For every peak there is a valley, and mine came only a month after the Virginia meet. It was our conference championship, the last races of my college career. As captain, I had spent the last eight months pouring my heart and soul into preparing and motivating my teammates. We were ready, and expectations ran wild for our first chance to win the conference since ‘98. But my own races fell short; it seemed I had nothing in the tank. I barely scraped any points for the team, as my performance spiraled downward over four long days. I felt as though I had let down my teammates, my coaches, and my friends.

For every peak there is a valley, and it happened in the operating room only three days into my six-week surgical internship. Day One I had never been so proud. I worked a twelve hour shift for the first time, learned how to sew, and began my training as Dr. Fullum’s “laparoscopic cameraman.” I had just finished my freshman year of college and I was in the field! Day Two was even longer, and I felt like a machine. On Day Three, I crashed. I felt queasy during our M&M meeting having forgotten to eat breakfast. Halfway through the first scheduled gastric bypass, I was sweating so hard my face shield was opaque with condensation. The room started spinning and I had to excuse myself. What was wrong? I wanted to be a doctor. I felt as though I had let down Dr. Fullum, the residents, and the nurses…
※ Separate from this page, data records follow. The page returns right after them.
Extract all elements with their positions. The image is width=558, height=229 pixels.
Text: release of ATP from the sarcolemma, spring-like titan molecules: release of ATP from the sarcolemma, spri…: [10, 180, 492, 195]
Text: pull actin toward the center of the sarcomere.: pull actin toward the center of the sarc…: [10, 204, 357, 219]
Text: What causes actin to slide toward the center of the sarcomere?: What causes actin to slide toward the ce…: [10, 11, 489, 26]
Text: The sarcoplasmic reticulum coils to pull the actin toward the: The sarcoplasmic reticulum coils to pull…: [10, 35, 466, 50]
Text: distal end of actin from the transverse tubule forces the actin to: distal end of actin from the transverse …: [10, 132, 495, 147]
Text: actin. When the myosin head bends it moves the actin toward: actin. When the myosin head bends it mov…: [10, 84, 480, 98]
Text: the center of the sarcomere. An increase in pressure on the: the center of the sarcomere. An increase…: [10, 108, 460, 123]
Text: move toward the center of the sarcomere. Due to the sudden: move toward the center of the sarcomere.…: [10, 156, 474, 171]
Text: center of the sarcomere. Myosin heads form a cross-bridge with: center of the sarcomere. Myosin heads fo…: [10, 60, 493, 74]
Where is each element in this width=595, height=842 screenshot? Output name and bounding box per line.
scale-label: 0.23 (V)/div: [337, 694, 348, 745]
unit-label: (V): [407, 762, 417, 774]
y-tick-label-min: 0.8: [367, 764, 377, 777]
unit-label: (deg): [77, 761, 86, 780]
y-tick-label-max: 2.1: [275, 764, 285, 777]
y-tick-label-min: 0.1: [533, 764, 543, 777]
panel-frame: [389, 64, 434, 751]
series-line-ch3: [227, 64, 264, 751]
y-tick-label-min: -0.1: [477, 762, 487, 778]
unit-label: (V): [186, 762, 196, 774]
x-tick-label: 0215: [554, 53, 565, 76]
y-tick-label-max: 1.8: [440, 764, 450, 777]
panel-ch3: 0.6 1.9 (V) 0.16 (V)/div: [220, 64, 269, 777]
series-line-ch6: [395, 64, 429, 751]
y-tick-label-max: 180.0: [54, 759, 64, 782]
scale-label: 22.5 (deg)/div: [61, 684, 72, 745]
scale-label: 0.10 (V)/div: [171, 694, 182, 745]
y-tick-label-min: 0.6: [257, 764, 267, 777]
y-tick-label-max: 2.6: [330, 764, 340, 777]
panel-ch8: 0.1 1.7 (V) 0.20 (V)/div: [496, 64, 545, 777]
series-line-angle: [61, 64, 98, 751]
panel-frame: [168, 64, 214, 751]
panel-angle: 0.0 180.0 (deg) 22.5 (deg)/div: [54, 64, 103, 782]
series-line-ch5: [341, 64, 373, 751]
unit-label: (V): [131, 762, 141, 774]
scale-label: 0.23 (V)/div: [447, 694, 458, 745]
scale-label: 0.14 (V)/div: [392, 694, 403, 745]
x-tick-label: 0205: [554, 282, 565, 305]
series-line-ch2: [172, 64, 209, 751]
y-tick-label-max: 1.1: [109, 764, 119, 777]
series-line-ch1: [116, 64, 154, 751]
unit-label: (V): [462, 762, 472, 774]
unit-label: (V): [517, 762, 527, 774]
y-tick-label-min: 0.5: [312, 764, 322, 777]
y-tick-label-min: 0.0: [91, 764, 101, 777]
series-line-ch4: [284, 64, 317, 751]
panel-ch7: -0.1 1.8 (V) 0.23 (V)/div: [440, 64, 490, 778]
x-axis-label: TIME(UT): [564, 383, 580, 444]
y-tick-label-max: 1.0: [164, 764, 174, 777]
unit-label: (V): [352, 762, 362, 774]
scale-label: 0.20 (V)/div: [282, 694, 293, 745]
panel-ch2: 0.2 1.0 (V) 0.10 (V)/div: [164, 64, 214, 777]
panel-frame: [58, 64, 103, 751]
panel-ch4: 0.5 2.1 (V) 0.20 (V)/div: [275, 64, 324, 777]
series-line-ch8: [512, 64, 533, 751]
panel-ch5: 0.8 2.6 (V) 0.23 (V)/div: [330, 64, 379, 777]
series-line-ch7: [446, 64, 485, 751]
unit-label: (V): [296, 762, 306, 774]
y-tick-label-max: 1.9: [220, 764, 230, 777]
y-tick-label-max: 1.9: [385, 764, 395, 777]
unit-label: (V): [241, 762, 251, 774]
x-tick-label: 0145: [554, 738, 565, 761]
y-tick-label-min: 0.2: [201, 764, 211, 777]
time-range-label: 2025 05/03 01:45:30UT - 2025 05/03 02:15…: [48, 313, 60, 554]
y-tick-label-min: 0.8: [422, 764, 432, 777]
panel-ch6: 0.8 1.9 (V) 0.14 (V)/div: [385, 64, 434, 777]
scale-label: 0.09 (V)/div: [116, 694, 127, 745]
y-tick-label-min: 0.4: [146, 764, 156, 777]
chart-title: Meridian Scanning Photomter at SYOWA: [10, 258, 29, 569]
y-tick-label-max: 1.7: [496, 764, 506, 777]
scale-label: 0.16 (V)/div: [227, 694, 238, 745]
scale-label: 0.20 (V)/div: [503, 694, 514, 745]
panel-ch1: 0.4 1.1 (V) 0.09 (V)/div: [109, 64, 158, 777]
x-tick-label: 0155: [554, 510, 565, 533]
People often ask me, “So, how does it feel to be done?” I smile, because it reminds me of what a great coach once told our team after a loss. He said, “In the end, you won’t remember the races you’ve swum, or how fast you swam. You’ll remember your teammates, because they’ll be the ones who will laugh at your wedding and cry at your funeral. They are your brothers and sisters, your family, and your best friends.” So how does it feel to be done? I wouldn’t know, because I believe my journey has just begun.
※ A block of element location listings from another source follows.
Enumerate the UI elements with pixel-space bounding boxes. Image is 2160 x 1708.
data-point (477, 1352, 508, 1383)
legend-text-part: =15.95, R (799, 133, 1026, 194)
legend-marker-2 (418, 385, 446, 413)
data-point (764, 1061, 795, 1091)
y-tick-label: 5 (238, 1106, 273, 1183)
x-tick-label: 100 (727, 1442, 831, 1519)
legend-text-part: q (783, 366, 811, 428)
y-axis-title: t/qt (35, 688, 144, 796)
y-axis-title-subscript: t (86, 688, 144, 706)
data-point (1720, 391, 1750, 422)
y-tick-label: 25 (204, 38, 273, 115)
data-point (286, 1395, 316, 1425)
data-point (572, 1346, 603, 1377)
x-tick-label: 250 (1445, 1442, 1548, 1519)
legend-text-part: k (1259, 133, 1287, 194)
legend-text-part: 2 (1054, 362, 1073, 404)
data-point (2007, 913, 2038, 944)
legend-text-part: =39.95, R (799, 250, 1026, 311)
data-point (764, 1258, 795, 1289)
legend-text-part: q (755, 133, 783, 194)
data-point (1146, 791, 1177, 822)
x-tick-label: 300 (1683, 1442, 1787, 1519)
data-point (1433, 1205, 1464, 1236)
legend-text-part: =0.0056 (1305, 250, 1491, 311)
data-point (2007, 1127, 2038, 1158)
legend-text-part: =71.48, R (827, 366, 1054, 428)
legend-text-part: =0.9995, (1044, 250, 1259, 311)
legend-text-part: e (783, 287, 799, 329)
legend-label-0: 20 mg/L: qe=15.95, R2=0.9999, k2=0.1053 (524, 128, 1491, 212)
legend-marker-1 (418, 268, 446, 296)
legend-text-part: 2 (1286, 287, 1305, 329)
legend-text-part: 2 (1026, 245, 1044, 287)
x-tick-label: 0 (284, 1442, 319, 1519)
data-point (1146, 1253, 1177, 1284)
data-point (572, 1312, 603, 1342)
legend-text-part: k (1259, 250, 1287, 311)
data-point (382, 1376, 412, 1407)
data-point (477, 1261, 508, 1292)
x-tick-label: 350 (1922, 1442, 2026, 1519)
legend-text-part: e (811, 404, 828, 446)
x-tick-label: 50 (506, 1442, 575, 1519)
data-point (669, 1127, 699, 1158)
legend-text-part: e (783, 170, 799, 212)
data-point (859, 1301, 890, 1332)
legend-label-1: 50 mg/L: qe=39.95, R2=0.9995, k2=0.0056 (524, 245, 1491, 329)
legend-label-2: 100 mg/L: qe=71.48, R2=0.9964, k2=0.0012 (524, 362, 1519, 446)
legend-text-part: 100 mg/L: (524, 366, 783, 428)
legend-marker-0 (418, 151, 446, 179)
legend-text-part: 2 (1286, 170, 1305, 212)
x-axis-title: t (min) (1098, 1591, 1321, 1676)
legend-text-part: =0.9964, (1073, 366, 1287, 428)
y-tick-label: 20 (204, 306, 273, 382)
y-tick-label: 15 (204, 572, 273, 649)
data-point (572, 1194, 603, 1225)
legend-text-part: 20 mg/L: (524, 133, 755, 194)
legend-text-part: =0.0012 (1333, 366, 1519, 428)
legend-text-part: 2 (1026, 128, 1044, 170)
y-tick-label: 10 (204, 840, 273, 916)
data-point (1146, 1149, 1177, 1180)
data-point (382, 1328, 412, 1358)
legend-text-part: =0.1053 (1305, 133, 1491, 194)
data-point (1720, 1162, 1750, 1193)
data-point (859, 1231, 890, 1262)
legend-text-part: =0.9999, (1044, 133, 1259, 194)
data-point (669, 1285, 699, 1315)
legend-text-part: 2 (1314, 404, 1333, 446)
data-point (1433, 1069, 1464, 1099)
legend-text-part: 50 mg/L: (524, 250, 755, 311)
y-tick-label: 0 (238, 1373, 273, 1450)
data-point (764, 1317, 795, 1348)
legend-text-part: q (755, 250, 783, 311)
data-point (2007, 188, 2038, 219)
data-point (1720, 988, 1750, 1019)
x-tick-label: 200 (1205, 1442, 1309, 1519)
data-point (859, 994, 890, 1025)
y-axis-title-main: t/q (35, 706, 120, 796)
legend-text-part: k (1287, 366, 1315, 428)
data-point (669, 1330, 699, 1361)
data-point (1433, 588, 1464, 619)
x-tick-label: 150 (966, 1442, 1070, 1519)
This paragraph should be empty, as my medical journey has only just started. However, it is my dream to continue. These vignettes are mini-illustrations; I know the highs will be much higher, and the lows so much lower. But if I have learned anything from swimming, I have learned that you cannot just love the results. You must also love the process in order to be successful. I have learned how to learn, and I wish to do so for the rest of my life. So whether I am in the field as an EMT, or at my lab bench synthesizing new drug analogs, my experiences have taught me that learning never ends. A few years from now, people will hopefully ask me the same question, “How does it feel to be done?” And I believe I will be able to smile in the same way, knowing that my journey has only just begun."